L'Âge d'Or du Handball Francilien
Dans les années 1960 et 1970, le handball français était dominé par les clubs franciliens. Cette période dorée a vu l'émergence de plusieurs équipes de la région, dont le SCA Fontenay-sous-Bois, qui ont marqué de leur empreinte le championnat national. Avec l’US Ivry, l’ASP Police Paris, le PUC, l’USM Malakoff, le SCA Fontenay-sous-Bois… La Stella Saint-Maur, sextuple champion de France entre 1968 et 1980, illustre parfaitement cette domination. Née en 1946, d’une scission avec la VGA Saint-Maur sous l’égide de Paul Quarez, la Stella dominait une discipline qui, comme le rappelle Alain Freudberg, chargé aujourd’hui de la communication et véritable bible d’un club où il a tout connu depuis 50 ans, avait son épicentre en Île-de-France.

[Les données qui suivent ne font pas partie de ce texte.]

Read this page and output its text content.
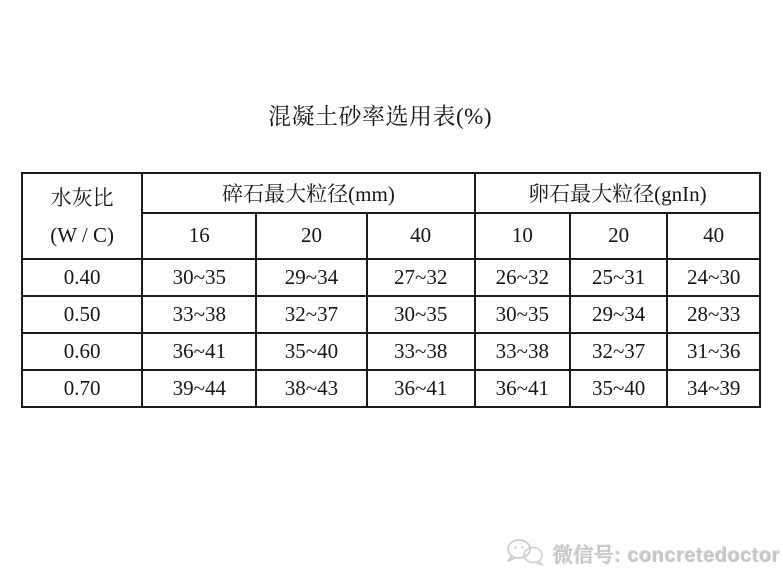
混凝土砂率选用表(%)
水灰比
(W / C)	碎石最大粒径(mm)			卵石最大粒径(gnIn)		
	16	20	40	10	20	40
0.40	30~35	29~34	27~32	26~32	25~31	24~30
0.50	33~38	32~37	30~35	30~35	29~34	28~33
0.60	36~41	35~40	33~38	33~38	32~37	31~36
0.70	39~44	38~43	36~41	36~41	35~40	34~39
微信号: concretedoctor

La Professionnalisation et ses Défis
La fin des années 1980 a marqué un tournant décisif pour le handball français avec le début de la professionnalisation. Cette évolution a nécessité une transformation profonde des structures associatives et des investissements plus importants. Cependant, certains clubs, comme la Stella Saint-Maur, n'ont pas réussi à s'adapter à ce nouveau modèle.
Selon Bernard Monnot, président de la Stella Saint-Maur depuis plus de deux décennies, plusieurs facteurs ont contribué à cette situation : «À la fin des années 1980, le handball, qui était jusqu’alors un sport totalement amateur, a commencé à se professionnaliser. Ce qui signifie qu’il fallait complètement modifier la structure des associations, investir davantage. À ce moment-là, la Stella, pour différentes raisons, n’a pas pris ce virage.»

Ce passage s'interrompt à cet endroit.